Saturday, November 14, 2009

Journal for Paine



"Common Sense was one of the first decisive calls in the Colonies for independence and revolution. The logic and language influenced the writing of the first draft of the Declaration of Independence. The sixteen essays collected in The American Crisis rallied the public and the demoralized army during the dark period of the revolution between 1776 and 1780. George Washington, knowing that Paine’s potent voice could lend persuasion and articulation to the cause of independence, ordered the pamphlet to be read to all the troops. Paine was the most influential propagandist of the American Revolution."
Thomas Paine Cyclopedia of World Authors, Fourth Revised Edition


"The cause of America is in a great measure the cause of all mankind. Many circumstances have, and will, arise which are not local, but universal, and through which the principles of all mankind are affected, and in the event of which their affections are interested." (Norton, p. 631)

Paine was in some ways a perfect candidate for emigration to America. A disaffected and talented man who had failed at all the pursuits available to him, he arrived in Philadelphia in middle age at precisely the moment when his uncompromising political vision and his rousing eloquence were most needed. He was able to step off the boat and remake himself immediately.

The American quarrel with Britain was largely an aristocratic one. The landowning elites who sat on the colonial legislatures did not want to be subservient to the British Parliament or subject to their taxes. The working poor were largely removed from this contest, and the American population in general was quite divided on the issue of loyalty to the Crown. A leader was needed who could bring the fight to the ordinary people and enlist their support in the struggle. The landed elites were not going to fight a war on their own. Paine was the perfect voice for rousing the populace and stirring their indignation.

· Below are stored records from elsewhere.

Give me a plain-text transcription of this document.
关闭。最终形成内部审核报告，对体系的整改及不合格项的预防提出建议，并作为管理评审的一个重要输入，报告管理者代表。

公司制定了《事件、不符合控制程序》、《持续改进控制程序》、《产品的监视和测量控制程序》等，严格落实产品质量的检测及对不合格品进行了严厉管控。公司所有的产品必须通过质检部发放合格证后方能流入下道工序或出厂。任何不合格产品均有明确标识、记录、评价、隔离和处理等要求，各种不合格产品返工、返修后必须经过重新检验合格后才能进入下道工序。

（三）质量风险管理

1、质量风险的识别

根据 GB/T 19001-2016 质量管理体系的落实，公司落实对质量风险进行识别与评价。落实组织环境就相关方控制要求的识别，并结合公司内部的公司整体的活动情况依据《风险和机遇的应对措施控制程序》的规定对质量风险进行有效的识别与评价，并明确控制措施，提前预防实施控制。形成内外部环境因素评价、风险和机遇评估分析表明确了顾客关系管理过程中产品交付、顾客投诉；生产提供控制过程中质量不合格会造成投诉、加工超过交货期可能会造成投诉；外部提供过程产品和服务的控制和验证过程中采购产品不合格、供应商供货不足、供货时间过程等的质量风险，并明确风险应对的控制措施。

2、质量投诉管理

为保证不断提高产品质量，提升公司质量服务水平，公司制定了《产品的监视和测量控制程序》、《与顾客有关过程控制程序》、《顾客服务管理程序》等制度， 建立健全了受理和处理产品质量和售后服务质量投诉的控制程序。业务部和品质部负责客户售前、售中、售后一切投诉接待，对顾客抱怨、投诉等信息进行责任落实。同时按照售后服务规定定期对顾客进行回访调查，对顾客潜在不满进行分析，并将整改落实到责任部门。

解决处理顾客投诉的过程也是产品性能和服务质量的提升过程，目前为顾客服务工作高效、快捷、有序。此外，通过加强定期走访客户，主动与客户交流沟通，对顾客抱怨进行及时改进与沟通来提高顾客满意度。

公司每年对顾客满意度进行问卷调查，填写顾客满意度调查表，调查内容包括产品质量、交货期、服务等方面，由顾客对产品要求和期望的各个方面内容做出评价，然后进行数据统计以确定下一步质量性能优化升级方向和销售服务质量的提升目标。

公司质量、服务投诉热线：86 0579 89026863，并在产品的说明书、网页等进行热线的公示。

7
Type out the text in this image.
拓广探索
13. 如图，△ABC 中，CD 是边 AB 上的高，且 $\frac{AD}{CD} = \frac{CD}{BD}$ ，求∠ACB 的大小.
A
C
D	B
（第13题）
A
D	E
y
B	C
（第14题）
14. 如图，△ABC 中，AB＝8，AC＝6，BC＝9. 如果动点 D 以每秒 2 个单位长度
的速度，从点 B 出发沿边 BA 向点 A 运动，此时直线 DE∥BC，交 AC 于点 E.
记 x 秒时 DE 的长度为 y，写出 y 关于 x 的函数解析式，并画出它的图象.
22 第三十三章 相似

It is interesting that Paine's language deals in the general and the universal. A lifetime of intelligent inquisitiveness and discontent had led him to develop general ideas about justice and authority which were applicable to the American situation. In the end he was not a typical American immigrant who settled in the new country to make a new life. He did not stay in America, he moved on to the next struggle, the next fight for liberation.